Oposição culpa Chávez por corrupção bancária

Um líder oposicionista da Venezuela acusou nesta quinta-feira o presidente Hugo Chávez de fazer vista grossa à corrupção de aliados ricos, que estariam fraudando alguns bancos.

ANDREW CAWTHORNE, REUTERS

03 de dezembro de 2009 | 19h06

"Este é um governo de ladrões", disse Henry Ramos Allup à Reuters na sede do seu partido Ação Democrática.

"Todo mundo sabe quais autoridades enriqueceram (...). Ou ele (Chávez) não quer saber, ou sabe e não faz nada porque são muitas pessoas, possivelmente até ele, comprometidas com o que está acontecendo."

Allup, cujo próprio partido foi acusado de corrupção em grande escala quando ocupava o poder, publicou nesta semana uma lista de 11 personalidades que estariam sendo coniventes com a corrupção.

As declarações dele - após o fechamento de quatro pequenos bancos privados nesta semana por problemas administrativos, e de ameaças de nacionalização bancária feitas por Chávez - contribuem para a ansiedade em torno do sistema bancário do país.

A associação de bancos privados apoia o governo em suas recentes ações e diz que o sistema financeiro está funcionando normalmente.

Na quarta-feira, Chávez negou ser conivente com uma máfia bancária e acusou a oposição de insuflar a mídia contra o governo e de travar uma guerra psicológica contra ele.

"Agora a máfia me acusa de ser da máfia. Eles acham que chegou o momento para se livrar de Chávez, para atingir Chávez (...). Digo ao meu povo: 'Não se deixe enganar,'" afirmou o presidente.

Allup, que diz investigar há meses o setor financeiro, afirmou que 70 por cento dos cerca de 45 bancos da Venezuela estão em bom estado. Quanto ao restante, teriam sido comprados e mal administrados por aliados de Chávez nos últimos anos e estariam vulneráveis.

Embora um rico ex-aliado do governo dono de um dos quatro bancos fechados tenha sido preso, Allup disse que Chávez está atacando a oposição e preparando nacionalizações em vez de resolver as causas do problema.

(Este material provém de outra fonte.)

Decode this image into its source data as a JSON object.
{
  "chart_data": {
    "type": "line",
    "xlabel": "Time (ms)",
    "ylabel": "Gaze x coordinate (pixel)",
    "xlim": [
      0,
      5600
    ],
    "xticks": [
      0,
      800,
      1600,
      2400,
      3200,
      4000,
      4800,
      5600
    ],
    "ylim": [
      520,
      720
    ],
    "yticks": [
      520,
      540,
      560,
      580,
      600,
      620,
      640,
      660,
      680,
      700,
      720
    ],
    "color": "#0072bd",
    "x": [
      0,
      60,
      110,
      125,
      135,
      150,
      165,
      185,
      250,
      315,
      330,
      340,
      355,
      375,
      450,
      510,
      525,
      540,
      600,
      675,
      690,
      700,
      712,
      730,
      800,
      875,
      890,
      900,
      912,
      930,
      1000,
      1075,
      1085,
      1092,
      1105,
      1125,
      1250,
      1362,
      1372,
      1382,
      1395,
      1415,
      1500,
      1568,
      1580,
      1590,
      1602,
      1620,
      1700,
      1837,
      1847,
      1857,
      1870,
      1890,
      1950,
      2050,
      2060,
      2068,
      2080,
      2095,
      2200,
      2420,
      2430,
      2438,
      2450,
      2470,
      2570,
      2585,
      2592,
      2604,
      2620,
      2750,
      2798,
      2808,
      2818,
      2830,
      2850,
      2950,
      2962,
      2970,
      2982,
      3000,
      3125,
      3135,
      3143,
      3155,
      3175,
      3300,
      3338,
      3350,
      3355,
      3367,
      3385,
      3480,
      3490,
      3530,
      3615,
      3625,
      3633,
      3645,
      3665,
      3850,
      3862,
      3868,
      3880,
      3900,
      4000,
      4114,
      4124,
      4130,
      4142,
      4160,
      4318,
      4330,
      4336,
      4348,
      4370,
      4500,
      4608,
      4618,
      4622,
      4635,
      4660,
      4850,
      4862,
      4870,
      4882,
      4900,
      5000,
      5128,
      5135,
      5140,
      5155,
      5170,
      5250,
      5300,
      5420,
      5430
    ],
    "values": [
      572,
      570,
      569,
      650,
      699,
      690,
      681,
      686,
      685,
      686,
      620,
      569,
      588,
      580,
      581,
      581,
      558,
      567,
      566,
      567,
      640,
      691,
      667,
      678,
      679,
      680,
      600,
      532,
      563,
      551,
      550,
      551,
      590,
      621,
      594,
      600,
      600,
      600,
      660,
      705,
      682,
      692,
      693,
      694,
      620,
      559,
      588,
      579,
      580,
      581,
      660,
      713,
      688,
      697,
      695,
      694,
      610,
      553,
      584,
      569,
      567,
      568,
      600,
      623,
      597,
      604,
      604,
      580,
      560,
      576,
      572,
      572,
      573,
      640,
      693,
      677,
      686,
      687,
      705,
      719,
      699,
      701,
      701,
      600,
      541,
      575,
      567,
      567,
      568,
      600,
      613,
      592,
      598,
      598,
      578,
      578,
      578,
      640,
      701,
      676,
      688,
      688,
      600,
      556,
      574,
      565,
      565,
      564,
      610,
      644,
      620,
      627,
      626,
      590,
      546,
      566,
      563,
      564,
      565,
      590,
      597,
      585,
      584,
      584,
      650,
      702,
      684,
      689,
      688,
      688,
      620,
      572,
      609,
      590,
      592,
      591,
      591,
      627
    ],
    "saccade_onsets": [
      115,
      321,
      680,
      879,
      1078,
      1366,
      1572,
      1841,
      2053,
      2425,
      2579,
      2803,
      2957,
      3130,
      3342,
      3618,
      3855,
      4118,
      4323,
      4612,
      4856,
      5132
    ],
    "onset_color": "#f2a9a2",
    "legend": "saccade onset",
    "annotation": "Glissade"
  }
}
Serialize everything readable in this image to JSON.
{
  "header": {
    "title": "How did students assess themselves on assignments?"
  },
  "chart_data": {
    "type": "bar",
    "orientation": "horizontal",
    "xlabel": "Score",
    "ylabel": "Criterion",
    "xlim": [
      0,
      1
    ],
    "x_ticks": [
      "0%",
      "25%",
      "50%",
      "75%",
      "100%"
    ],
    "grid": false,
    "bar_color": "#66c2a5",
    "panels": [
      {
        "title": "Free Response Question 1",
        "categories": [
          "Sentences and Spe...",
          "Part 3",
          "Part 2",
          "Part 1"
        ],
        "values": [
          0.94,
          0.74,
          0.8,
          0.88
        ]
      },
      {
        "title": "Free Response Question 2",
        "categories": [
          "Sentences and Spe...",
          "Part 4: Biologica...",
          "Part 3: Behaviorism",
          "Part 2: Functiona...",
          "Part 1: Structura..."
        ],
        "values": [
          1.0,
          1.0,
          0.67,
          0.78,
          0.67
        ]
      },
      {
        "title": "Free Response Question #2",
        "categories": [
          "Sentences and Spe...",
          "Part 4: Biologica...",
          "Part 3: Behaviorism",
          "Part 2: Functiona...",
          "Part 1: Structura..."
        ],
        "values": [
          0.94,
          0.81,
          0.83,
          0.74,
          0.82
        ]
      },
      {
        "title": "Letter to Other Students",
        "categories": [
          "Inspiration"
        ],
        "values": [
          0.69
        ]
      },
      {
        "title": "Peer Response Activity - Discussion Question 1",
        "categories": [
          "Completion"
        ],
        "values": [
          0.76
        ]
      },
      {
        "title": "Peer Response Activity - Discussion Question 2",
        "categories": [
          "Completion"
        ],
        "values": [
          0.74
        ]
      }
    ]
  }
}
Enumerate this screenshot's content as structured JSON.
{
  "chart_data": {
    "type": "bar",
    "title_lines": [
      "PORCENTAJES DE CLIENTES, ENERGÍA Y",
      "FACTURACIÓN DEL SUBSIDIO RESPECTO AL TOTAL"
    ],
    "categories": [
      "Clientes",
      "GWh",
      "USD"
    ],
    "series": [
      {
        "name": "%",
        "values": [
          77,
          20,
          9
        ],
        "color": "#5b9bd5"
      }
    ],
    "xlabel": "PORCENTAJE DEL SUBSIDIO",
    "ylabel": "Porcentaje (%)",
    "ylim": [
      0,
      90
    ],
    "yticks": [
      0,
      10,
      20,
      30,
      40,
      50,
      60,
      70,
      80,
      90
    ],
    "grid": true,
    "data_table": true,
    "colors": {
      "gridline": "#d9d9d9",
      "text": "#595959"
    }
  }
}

O político diz que tem sido intimidado desde segunda-feira, quando começou a detalhar suas acusações.

"A reação é sempre contra quem denuncia, não (contra) quem transgride," disse ele, acrescentando que sua família recebeu telefonemas ameaçadores e que dois carros o perseguiram e o acuaram no estacionamento de um hotel pouco antes da entrevista.